Improved Information Architecture
Principal UX Designer at Capital One
The Problem
The signal came from a single usability session with eye tracking. A customer trying to find the account settings feature gave up after a full minute of searching, and it became that this wasn't a one-off. The information architecture itself was working against customers, particularly those who held products across multiple lines of business.
The deeper issue was structural. Consumer Bank, Consumer Card, and Auto had been designed in parallel, with each team optimizing for its own customer in isolation. Customers who held products across more than one line, which was a meaningful and growing segment, were navigating an experience that hadn’t been designed for them.
The Approach
I led the Consumer Bank IA research effort and built it as a cross-team initiative.

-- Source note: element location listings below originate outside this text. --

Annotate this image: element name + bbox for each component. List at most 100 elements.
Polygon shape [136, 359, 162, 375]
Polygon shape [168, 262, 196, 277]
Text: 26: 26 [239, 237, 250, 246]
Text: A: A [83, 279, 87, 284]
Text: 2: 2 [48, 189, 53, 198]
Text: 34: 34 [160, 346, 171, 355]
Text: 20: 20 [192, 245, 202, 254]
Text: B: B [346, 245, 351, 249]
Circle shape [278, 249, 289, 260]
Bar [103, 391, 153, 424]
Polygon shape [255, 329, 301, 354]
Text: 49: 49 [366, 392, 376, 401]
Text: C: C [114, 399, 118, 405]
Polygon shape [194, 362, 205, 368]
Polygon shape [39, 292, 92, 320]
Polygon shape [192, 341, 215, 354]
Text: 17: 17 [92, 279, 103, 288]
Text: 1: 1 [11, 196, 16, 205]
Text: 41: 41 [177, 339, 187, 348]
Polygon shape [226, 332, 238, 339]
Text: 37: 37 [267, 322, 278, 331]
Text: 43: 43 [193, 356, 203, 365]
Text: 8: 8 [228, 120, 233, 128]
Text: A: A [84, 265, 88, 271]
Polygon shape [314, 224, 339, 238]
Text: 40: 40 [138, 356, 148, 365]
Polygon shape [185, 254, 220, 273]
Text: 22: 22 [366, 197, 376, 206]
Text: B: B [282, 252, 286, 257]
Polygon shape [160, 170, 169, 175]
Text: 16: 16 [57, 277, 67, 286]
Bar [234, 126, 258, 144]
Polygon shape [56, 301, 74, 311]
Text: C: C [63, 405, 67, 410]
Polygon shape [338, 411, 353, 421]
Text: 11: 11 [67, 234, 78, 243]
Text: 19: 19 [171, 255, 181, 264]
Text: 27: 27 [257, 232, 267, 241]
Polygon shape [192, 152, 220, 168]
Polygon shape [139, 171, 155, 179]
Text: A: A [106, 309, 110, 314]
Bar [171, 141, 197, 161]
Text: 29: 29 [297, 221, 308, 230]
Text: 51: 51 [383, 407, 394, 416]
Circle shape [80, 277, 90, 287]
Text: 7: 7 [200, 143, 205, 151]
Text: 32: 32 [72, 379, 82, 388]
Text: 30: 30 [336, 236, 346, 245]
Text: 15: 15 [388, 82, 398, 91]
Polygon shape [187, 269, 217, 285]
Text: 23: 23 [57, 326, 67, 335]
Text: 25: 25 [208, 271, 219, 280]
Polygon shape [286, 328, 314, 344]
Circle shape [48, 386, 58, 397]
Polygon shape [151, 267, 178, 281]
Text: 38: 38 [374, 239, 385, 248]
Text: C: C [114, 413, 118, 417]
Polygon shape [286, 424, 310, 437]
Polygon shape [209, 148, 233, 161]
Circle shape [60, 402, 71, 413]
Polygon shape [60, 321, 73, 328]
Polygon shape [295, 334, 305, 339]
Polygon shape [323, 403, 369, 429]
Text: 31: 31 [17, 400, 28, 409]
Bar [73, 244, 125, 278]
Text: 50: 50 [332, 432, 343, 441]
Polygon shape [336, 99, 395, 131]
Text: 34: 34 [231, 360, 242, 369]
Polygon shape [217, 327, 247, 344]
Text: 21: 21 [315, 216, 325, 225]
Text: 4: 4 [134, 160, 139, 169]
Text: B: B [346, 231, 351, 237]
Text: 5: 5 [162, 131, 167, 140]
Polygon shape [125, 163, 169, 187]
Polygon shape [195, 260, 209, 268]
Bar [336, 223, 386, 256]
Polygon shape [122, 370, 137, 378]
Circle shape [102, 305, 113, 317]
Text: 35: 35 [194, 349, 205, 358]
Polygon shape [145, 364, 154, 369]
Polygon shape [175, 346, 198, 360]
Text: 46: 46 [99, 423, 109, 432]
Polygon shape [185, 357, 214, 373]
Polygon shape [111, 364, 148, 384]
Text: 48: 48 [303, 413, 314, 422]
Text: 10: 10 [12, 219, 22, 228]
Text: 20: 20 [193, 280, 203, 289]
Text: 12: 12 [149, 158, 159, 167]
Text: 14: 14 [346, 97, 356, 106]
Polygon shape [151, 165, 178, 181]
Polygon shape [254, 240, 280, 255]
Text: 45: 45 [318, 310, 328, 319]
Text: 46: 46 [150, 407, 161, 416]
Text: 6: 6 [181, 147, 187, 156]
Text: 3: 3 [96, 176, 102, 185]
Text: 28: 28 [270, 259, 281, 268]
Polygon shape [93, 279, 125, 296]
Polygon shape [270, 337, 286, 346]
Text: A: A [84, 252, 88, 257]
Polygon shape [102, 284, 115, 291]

Multiple navigation models, tested head-to-head. Rather than iterating on the existing IA, I developed a set of alternative navigation models with different organizing logics. I ran a series of tree tests in Optimal Workshop with existing Consumer Bank customers, then benchmarked each model against the current navigation as a control. The tree-test format meant we could measure findability and task completion at scale, without the visual design influencing results.
Cross-team partnership with Card and Auto. I worked directly with UX designers and researchers in Consumer Card and Auto teams to design navigation models that worked for customers holding products across multiple lines, not just within one. Each team had context the others didn't, about customer behavior, account structure, and product-specific constraints, and pulling that into a shared IA was the only way the result was going to hold up across journeys.
Findings translated into stakeholder-ready reports. Tree-test data is only as valuable as the decisions it changes. I built findings reports that gave stakeholders a clear read on which model performed best and why, so the recommendation could move into design and build without re-litigating the research.
The Impact
The winning navigation model significantly outperformed the existing structure on the metrics that mattered most:
98% task success rate on the recommended model, vs. 74% on the control. A 24-point lift in customers' ability to find what they were looking for.
Notably faster task completion times. Participants reached their destination meaningfully quicker on the new model, reducing the friction that had driven the original abandonment behavior.
A shared IA foundation across Consumer Bank, Card, and Auto. The cross-team partnership produced navigation logic that worked for multi-product customers, closing a gap that previous siloed work hadn't addressed.
What I Took Away
A few things from this project I bring to every role:
One usability session can surface a structural problem. The participant who abandoned the search wasn't an outlier, they were a signal. Treating individual moments of friction as data, not anecdote, is what made the case for the broader IA work.
Cross-team research outperforms cross-team alignment. Pulling Card and Auto into the research itself, not just looping them in at readout, produced a model that actually worked for shared customers. Alignment after the fact rarely does.
Test multiple models, not just one improvement. Comparing several navigation logics against the control made the recommendation defensible in a way that a single redesign never would have been.